Bombnation - Night Invasion - (5/10)
Published on November 20, 2014
Bombnation hail from Quebec and play old-school thrash with a slight leaning towards the crossover style of S.O.D., DRI, etc. The band formed in 2007 and Night Invasion is their third full-length release.
The S.O.D. resemblance extends to the track lengths. There may not be any four-second masterpieces here, but most of the songs clock in at under two minutes. Night Invasion sports a range of thrash influences, starting right from the first notes with a riff that sounds just like Nuclear Assault. The song isn’t the carbon copy of Connelly and Lilker’s band that these initial moments suggest it might be, but their influence can be heard on a number of riffs over the course of the album.

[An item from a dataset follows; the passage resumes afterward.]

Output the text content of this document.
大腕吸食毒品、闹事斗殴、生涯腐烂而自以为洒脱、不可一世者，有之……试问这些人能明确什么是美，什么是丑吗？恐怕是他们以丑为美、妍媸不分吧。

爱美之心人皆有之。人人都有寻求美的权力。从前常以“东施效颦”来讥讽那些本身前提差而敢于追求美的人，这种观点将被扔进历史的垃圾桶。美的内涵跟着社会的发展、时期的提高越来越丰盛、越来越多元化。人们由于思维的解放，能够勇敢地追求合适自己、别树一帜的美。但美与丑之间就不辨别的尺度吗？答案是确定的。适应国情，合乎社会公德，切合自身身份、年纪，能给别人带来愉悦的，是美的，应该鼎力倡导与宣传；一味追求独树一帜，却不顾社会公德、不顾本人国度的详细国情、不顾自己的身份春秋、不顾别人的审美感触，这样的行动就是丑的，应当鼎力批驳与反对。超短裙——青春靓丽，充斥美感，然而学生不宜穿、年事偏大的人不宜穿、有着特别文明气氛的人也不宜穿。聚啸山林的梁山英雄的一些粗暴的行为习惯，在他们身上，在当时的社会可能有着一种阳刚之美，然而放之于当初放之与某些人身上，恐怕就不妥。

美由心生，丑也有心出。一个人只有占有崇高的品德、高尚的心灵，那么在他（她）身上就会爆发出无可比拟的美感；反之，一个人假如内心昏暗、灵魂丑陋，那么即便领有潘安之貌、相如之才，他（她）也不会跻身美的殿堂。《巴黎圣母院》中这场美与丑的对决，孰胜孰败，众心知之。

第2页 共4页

The thrash influences endure; in line with any number of eighties thrash bands, gang vocals are used for many of the choruses and there are a beer-themed few songs, suggesting a kinship with the likes of Gang Green and Tankard.
This is a band that loves thrash. They namecheck a number of thrash bands along the way and list the likes of Slayer and Suicidal Tendencies among their influences, as well as the bands already mentioned above. Bombnation specialise in abrupt, frenetic thrash tunes, but the focus is perhaps too much on quantity, rather than quality. The songs they produce aren’t awful, but they are lacking any memorable thrash anthems that demand to be played again and again.

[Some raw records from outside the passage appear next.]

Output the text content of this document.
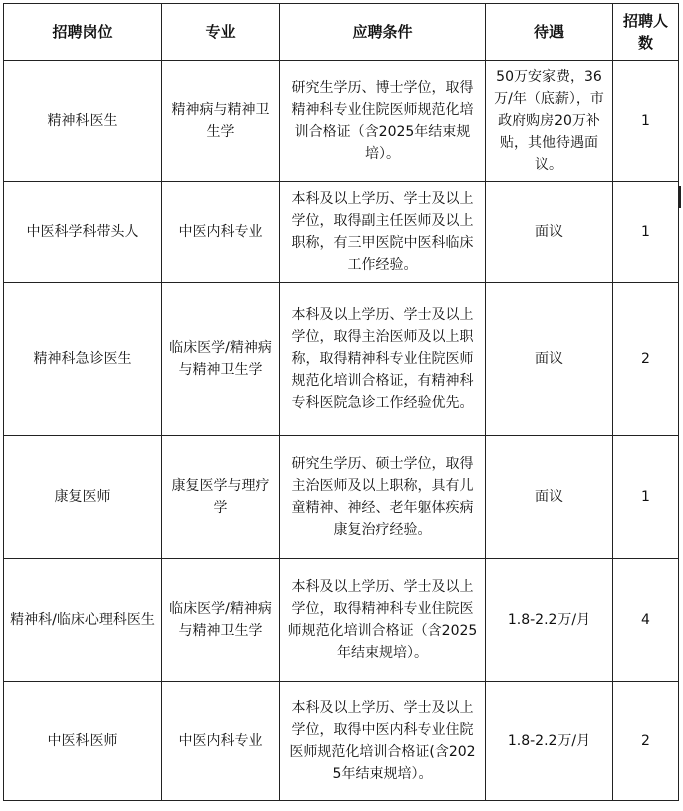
招聘岗位	专业	应聘条件	待遇	招聘人数
精神科医生	精神病与精神卫生学	研究生学历、博士学位，取得精神科专业住院医师规范化培训合格证（含2025年结束规培）。	50万安家费，36万/年（底薪），市政府购房20万补贴，其他待遇面议。	1
中医科学科带头人	中医内科专业	本科及以上学历、学士及以上学位，取得副主任医师及以上职称，有三甲医院中医科临床工作经验。	面议	1
精神科急诊医生	临床医学/精神病与精神卫生学	本科及以上学历、学士及以上学位，取得主治医师及以上职称，取得精神科专业住院医师规范化培训合格证，有精神科专科医院急诊工作经验优先。	面议	2
康复医师	康复医学与理疗学	研究生学历、硕士学位，取得主治医师及以上职称，具有儿童精神、神经、老年躯体疾病康复治疗经验。	面议	1
精神科/临床心理科医生	临床医学/精神病与精神卫生学	本科及以上学历、学士及以上学位，取得精神科专业住院医师规范化培训合格证（含2025年结束规培）。	1.8-2.2万/月	4
中医科医师	中医内科专业	本科及以上学历、学士及以上学位，取得中医内科专业住院医师规范化培训合格证(含2025年结束规培）。	1.8-2.2万/月	2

“Hops” is catchy, with simple yet effective chants of “we want hops” and while it’s no classic, it is probably the best example of what Bombnation do. At nearly 3 minutes long, “Reggie’s Calling” is an epic by Bombnation standards. It has a big, powerful gang-vocal chorus and some good riffage, but where a guitar solo and final chorus should have been, instead the song just kind of peters out. It’s a real near miss and with a decent solo could have been a quality thrash song.
“Forget It” features brief death metal growling, which provides welcome variation, but isn’t enough to rescue the track from mediocrity. The album finishes reasonably well, as “In The Night” is one of the better songs and includes the longest and best solo. Sadly though, these brighter moments are all too brief in an offering of 18 songs.
To look on the bright side, Bombnation sounds like a band enjoying what they do, which is nice to hear. They would be a great support act; there could be few complaints as they’d get the audience warmed up with well-played, simple thrash to facilitate some pre-headliner moshing and/or drinking. However, they are less effective in the recorded format. There are a few good riffs, choruses and solos scattered throughout the album, but ultimately Night Invasion lacks the songs to stand out in today’s thrash scene.